Sometimes you have to reach far and wide to get at the
truth. The reaching is the “birthing [of a] new alphabet for desire.” Shanta
Lee Gander is in search of that new language, an unbroken path to the truth.
Inspired by Ovid, her Black Metamorphoses fuses new poetry
with old forms to make things right through needful change. The travesty of
slavery and the discovery of hope “bring us nectar that bathes wounds.” Read
this book and be dazzled into a new way of seeing.
—Pablo Medina,
Starting before Eve, Shanta Lee
Gander’s collection, Black Metamorphoses,
begins with an earnest desire to know what will be buried in us, in our blood.
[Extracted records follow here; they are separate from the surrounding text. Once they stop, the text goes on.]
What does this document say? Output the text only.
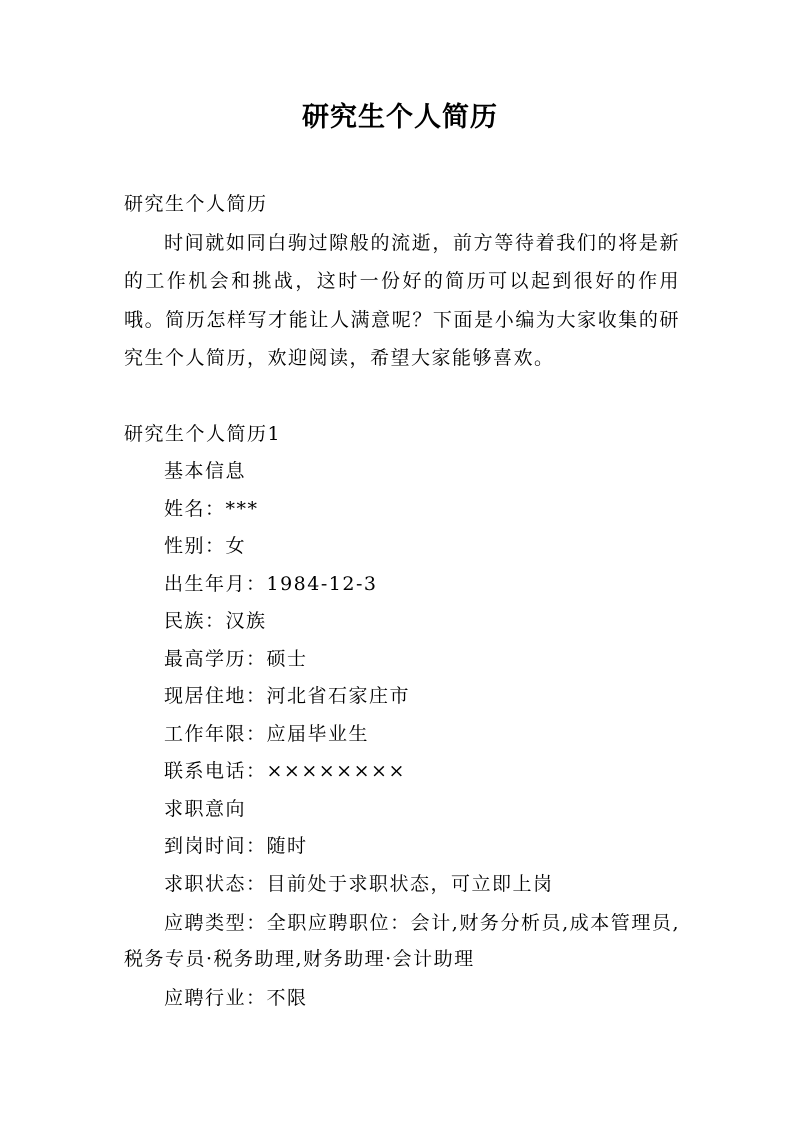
研究生个人简历
研究生个人简历

时间就如同白驹过隙般的流逝，前方等待着我们的将是新的工作机会和挑战，这时一份好的简历可以起到很好的作用哦。简历怎样写才能让人满意呢？下面是小编为大家收集的研究生个人简历，欢迎阅读，希望大家能够喜欢。

研究生个人简历1
基本信息
姓名：***
性别：女
出生年月：1984-12-3
民族：汉族
最高学历：硕士
现居住地：河北省石家庄市
工作年限：应届毕业生
联系电话：××××××××
求职意向
到岗时间：随时
求职状态：目前处于求职状态，可立即上岗

应聘类型：全职应聘职位：会计,财务分析员,成本管理员,税务专员·税务助理,财务助理·会计助理

应聘行业：不限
What is left in the wake of our hunger? What myths travel the wind, expand,
implode, pull us in? Gander sees gods reincarnate everywhere and paints them
anew, haints in the garden, in the copper, in a leather purse, even “These
fingernails filled with Black body” are illumined herein. Black Metamorphoses posits that Black folks are nearly invincible,
eternal. Despite what we carry and how far, we’ll keep on living.
—Remica
Bingham-Risher, Soul Culture: Black Poets, Books, and Questions that Grew Me
Up
I
hesitate to call any work of contemporary poetry an epic but no other word will describe Shanta Lee Gander’s Black
Metamorphoses. Gander is an audacious mythmaker, inspired by Ovid
but also keen to debunk the Eurocentric patriarchy that he represents. In a
series of wildly ambitious and formally inventive monologues and character
studies, Gander offers a searing threnody for the victims of slavery and the
African Diaspora. Yet the book is also a moving and hard-won celebration of the
black body: the rituals of mourning give way to empowerment. As she writes in
one poem, “It be
both crown and burden,/ glory of yours and grievance of othas/ Be not touched
by jus any hands,/ it be bridge to your making or the road to a bound soul.” Black Metamorphoses is a stunning accomplishment.